Introduction
Anyone who wants to enter the world of data science must be familiar with at least one of the two predominant programming languages in the area: R or Python.
The CPE Institute made a note in which it was discussed, which was more convenient (link to the note). In this article, we will focus on describing which packages or libraries are the most common when using Python for data science.
What is a Bookstore?
When programming, you use code that belongs to a particular language, in this case, Python, which is executed on a computer to obtain a result that the programmer intends to obtain.
In data analysis, this usually involves importing and cleaning a dataset, generating a visualization or dashboard, or training and implementing a machine learning model.
Most data analysts would find any of these objectives unattainable since generating the code for the computer to perform each of these actions is extremely laborious and, in many cases, complex.
Therefore, the programming community devised a way of collaborating in this matter, leading to the development of libraries or packages.
A library or package is nothing more than a series of files containing code developed by another programmer or team of programmers, which is made available to the community. In this way, if I need to perform some data analysis action, such as importing a CSV file for analysis, I do not have to fully code what the computer should do to achieve my goal of storing a CSV file in a Python class, but by importing a package containing a function generated by another programmer, I can achieve that goal practically effortlessly.
This methodology is essential for optimizing programming processes. If each programming project had to start from scratch, without any predefined functions or classes, the work time each would take would increase incredibly.
The same happens at the level of data analysis, and it is especially important in this discipline since professionals in this field do not always have solid training in programming and computer science.
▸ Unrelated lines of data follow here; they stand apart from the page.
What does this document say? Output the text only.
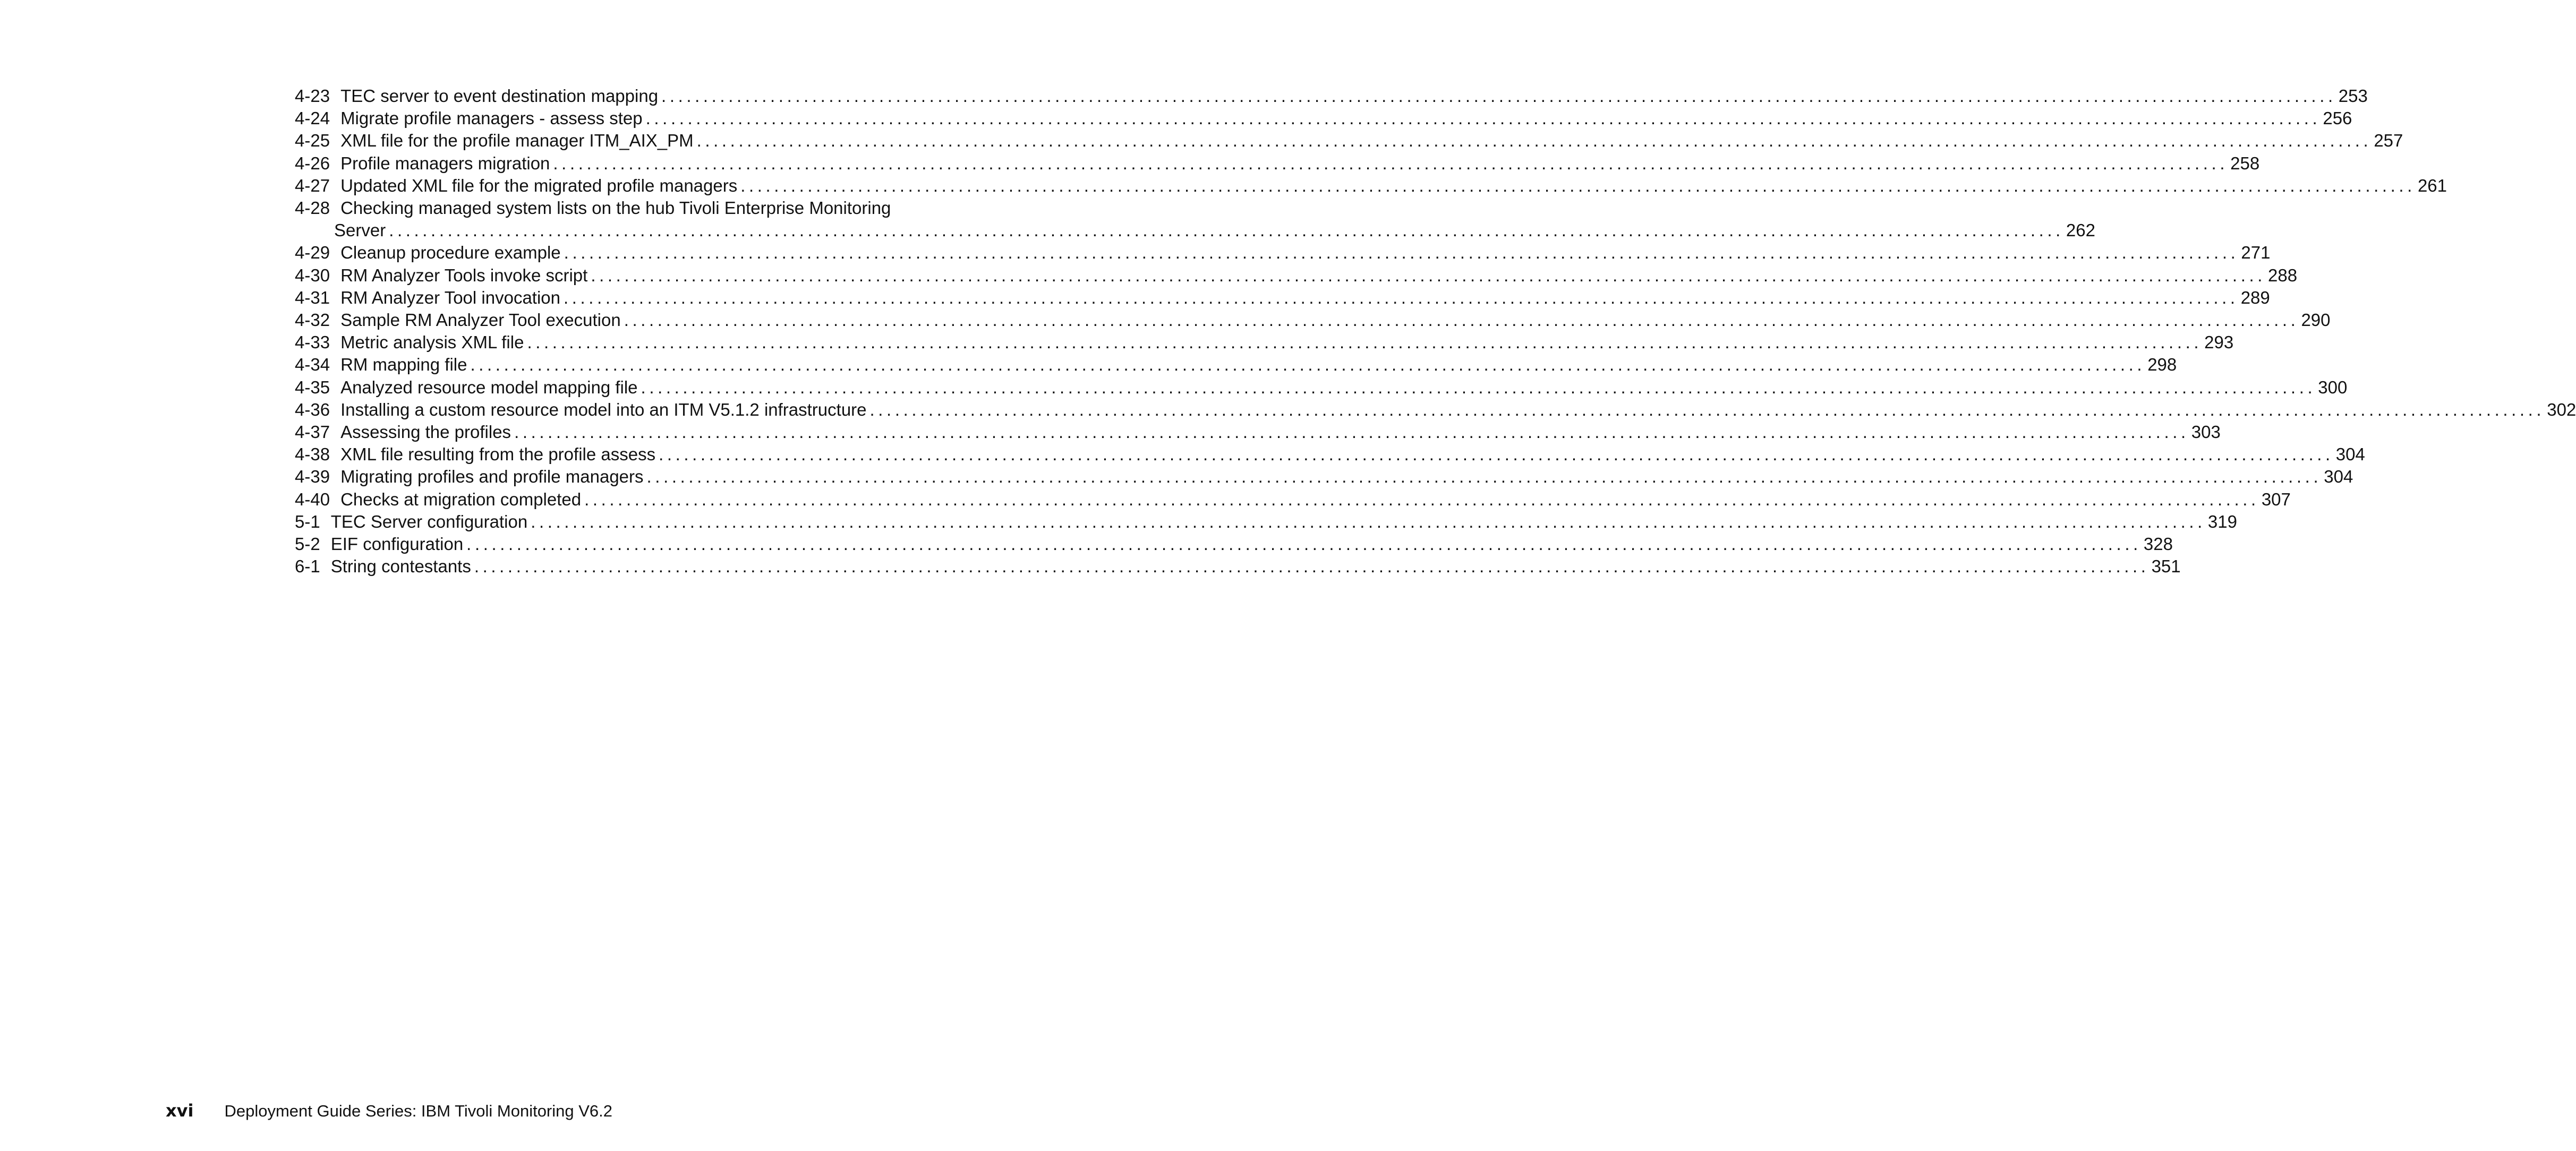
4-23 TEC server to event destination mapping ........................................................................................................................................................................................................ 253
4-24 Migrate profile managers - assess step ........................................................................................................................................................................................................ 256
4-25 XML file for the profile manager ITM_AIX_PM ........................................................................................................................................................................................................ 257
4-26 Profile managers migration ........................................................................................................................................................................................................ 258
4-27 Updated XML file for the migrated profile managers ........................................................................................................................................................................................................ 261
4-28 Checking managed system lists on the hub Tivoli Enterprise Monitoring
Server ........................................................................................................................................................................................................ 262
4-29 Cleanup procedure example ........................................................................................................................................................................................................ 271
4-30 RM Analyzer Tools invoke script ........................................................................................................................................................................................................ 288
4-31 RM Analyzer Tool invocation ........................................................................................................................................................................................................ 289
4-32 Sample RM Analyzer Tool execution ........................................................................................................................................................................................................ 290
4-33 Metric analysis XML file ........................................................................................................................................................................................................ 293
4-34 RM mapping file ........................................................................................................................................................................................................ 298
4-35 Analyzed resource model mapping file ........................................................................................................................................................................................................ 300
4-36 Installing a custom resource model into an ITM V5.1.2 infrastructure ........................................................................................................................................................................................................ 302
4-37 Assessing the profiles ........................................................................................................................................................................................................ 303
4-38 XML file resulting from the profile assess ........................................................................................................................................................................................................ 304
4-39 Migrating profiles and profile managers ........................................................................................................................................................................................................ 304
4-40 Checks at migration completed ........................................................................................................................................................................................................ 307
5-1 TEC Server configuration ........................................................................................................................................................................................................ 319
5-2 EIF configuration ........................................................................................................................................................................................................ 328
6-1 String contestants ........................................................................................................................................................................................................ 351
xvi Deployment Guide Series: IBM Tivoli Monitoring V6.2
Fortunately, with the knowledge and use of the appropriate libraries, excellent results can be achieved without the need to know in depth (although it is never a bad idea to do so) how functions and classes work. Below, the main Python packages for data science will be mentioned, along with their function.
Pandas
The first step in any data analysis is typically to access the data. For everything related to descriptive analysis and data cleaning, the most well-known Python package is Pandas.
This library focuses on providing methods to obtain datasets from various sources and a class to store them: the data frame. It also allows for individual analysis of columns through a class called Series.
Originating in 2008, Pandas allows the analyst to use a huge range of functions to manipulate data, using a very friendly and direct syntax.
NumPy
Data science usually requires the use of mathematical and statistical techniques, and the library par excellence for this is NumPy. This project, which began in 2005 and has become one of the most downloaded libraries in 2021, is established as one of the main tools for data science.
It is especially useful in managing information matrices, with the possibility of performing high-performance calculations very efficiently. In turn, it has built-in a huge number of functions that perform mathematical calculations that are necessary for data science.
Beautiful Soup
Data scientists often obtain information from non-traditional sources. Since the possibility of scraping, that is, obtaining data from web pages was generated, the most famous package in this sense is Beautiful Soup. With this package, you can easily and efficiently obtain the information stored in a web page’s interface.
Matplotlib & Seaborn
Another first-line need in data analysis is the generation of visualizations. In that sense, it is impossible to avoid the presence of Matplotlib and Seaborn. Both libraries are widely used for data science, with Matplotlib being the oldest and best known and Seaborn an emerging package that relies precisely on Matplotlib code. Therefore, the use of both libraries is a relevant synergy for data science.
Dash
The next step in data visualization is to generate an interactive dashboard. Dash is an excellent tool for this task in Python. This library is built on Front-End packages for web development.
Its main use is the possibility of generating an interactive interface that links the analyst’s data processing with the participation of the user, usually to filter or segment the information.
Scikit Learn
This package began developing in 2007 as a Google summer project and has become the reference for training machine learning models in Python.
Scikit Learn is synonymous with machine learning within this programming language and provides a wealth of methods, data wrangling, and feature engineering tools.